BRITAIN has overtaken France to become the world's fifth largest economy - and will even outstrip Germany by 2030, according to a new global league table.
But economics consultants Cebr Global said that the tiny margin between the UK and France made the result too close to call with certainty. And recent changes mean that the UK gross domestic product (GDP) figures include spending on illicit services such as prostitution and drugs, which are not counted in France.
The group said that the "unstoppable" rise of India will see it surpass Britain to become the largest economy in the Commonwealth in 2018 and the third largest economy in the world by 2024.
The latest edition of Cebr Global's World Economic League Table (WELT) shows China's growth continuing so strongly that it is now predicted to overhaul the US as the world's biggest economy by 2025 - compared to 2028 last year.
UK GDP in 2014 was 2,828 billion US dollars (£1,820.4 billion) compared to 2,827 billion dollars (£1,819.7 billion) for France, according to the new report.
The gap is "well within the margin of error", said Cebr Global, adding that if France's markets in drugs and prostitution were included, they may prove to be "larger than their British counterparts".
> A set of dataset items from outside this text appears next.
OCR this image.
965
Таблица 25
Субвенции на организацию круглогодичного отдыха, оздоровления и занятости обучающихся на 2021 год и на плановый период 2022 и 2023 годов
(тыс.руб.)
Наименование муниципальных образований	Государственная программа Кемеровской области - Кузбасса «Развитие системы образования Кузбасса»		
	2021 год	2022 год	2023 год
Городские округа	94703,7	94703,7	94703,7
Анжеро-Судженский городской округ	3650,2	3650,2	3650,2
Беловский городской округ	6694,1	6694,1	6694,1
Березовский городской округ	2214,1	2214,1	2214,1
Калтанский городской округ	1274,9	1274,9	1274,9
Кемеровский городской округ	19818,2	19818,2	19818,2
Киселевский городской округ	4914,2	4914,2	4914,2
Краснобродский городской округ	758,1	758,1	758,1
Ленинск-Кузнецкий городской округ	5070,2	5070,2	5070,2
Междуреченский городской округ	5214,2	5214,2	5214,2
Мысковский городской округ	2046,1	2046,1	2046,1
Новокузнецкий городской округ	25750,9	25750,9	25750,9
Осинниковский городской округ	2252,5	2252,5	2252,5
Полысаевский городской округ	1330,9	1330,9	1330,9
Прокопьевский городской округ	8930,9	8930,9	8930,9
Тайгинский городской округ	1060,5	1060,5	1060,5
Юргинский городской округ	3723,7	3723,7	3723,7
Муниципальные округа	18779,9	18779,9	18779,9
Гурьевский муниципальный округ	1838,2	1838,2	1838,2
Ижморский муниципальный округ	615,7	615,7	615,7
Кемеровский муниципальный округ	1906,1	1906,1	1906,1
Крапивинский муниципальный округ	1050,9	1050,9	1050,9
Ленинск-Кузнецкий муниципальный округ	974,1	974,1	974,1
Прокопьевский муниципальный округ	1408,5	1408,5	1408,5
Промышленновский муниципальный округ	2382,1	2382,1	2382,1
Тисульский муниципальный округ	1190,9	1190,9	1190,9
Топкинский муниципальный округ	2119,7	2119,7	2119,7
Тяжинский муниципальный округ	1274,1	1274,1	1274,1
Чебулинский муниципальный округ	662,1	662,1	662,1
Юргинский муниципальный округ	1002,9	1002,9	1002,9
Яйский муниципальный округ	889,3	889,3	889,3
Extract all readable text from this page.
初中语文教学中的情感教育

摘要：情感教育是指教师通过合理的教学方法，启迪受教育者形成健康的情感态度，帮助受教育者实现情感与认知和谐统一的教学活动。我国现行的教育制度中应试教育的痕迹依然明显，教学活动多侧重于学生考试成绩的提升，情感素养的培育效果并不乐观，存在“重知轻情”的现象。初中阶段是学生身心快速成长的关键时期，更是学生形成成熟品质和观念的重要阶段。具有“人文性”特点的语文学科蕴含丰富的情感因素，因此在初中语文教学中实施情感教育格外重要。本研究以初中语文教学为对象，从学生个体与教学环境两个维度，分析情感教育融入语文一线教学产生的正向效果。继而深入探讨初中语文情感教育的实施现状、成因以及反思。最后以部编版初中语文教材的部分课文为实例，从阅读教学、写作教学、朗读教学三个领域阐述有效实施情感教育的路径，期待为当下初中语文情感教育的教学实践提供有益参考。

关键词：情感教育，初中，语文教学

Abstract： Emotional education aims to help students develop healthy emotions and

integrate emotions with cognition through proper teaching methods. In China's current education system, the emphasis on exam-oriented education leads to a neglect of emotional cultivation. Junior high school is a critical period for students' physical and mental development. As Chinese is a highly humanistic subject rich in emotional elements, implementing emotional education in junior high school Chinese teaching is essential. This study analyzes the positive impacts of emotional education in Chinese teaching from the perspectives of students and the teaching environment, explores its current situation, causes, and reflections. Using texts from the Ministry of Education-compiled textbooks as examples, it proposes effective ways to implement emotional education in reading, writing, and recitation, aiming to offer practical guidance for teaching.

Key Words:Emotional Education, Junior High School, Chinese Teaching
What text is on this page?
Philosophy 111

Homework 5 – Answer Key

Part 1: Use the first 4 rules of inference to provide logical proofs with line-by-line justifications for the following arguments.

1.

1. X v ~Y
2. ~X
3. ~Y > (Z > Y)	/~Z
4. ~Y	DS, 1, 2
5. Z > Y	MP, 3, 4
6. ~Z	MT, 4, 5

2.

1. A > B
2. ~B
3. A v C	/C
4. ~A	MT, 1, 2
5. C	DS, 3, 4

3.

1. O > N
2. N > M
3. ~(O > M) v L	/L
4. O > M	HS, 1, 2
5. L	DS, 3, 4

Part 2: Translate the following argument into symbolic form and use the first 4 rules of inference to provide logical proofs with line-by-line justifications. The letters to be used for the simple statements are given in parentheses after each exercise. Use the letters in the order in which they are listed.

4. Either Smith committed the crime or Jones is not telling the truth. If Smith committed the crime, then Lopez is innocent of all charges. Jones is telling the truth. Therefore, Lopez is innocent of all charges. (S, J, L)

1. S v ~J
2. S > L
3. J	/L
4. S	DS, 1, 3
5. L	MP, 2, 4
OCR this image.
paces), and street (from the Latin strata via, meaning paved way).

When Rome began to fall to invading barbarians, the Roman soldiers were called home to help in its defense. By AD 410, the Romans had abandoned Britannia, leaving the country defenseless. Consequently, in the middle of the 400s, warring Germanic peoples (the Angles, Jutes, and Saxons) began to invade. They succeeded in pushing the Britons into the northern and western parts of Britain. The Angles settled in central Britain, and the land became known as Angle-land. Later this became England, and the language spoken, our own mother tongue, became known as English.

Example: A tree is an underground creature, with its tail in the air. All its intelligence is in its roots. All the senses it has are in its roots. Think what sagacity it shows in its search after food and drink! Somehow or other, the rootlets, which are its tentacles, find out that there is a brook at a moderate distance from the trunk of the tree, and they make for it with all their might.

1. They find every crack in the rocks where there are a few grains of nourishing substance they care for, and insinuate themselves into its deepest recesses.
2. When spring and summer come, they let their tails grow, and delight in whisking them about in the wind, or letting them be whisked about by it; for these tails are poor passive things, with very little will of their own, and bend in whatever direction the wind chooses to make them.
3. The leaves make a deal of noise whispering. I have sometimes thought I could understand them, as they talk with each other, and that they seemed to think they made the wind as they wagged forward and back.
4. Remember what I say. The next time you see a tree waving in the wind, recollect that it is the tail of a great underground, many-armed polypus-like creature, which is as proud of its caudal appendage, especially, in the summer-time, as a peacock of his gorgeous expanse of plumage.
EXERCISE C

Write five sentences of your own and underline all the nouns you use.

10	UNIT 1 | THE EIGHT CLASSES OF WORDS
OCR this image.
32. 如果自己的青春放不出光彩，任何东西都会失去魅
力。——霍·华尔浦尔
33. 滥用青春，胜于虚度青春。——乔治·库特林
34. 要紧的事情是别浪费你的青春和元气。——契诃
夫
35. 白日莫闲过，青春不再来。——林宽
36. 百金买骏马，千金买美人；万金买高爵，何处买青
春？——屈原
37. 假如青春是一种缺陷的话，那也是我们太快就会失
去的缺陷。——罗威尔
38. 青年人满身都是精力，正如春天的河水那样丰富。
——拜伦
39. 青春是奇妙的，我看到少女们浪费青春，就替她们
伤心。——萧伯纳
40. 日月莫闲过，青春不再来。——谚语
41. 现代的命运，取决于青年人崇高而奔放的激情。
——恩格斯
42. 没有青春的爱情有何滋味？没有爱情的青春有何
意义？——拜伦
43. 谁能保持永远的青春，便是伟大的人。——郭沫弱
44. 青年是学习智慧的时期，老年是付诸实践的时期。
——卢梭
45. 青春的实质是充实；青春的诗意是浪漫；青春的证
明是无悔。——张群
Cebr Global predicts that Germany will slide back economically, due to its declining population and the likely weakness of the euro, to the extent that Britain will overtake it in 2030 for the first time since 1954 - when the comparison was with West Germany alone.
Cebr chief executive Douglas McWilliams said: "The fun of the world economic league table is that it brings things back to hard figures. Countries like Russia and Argentina, who have invaded neighbouring countries and whose leaders spout aggressively nationalistic rhetoric, are brought down to earth by their falls in the league table as their economies collapse.
"The World Economic League table also shows the dramatic changes now taking place in the world's economic geography with slow-growing European economies falling back and Asian economies, even though their growth is slowing, catching up.
"The only European economy that rises consistently in this league table is Sweden, where the economy was revitalised by the previous government. There may be lessons here for other European economies."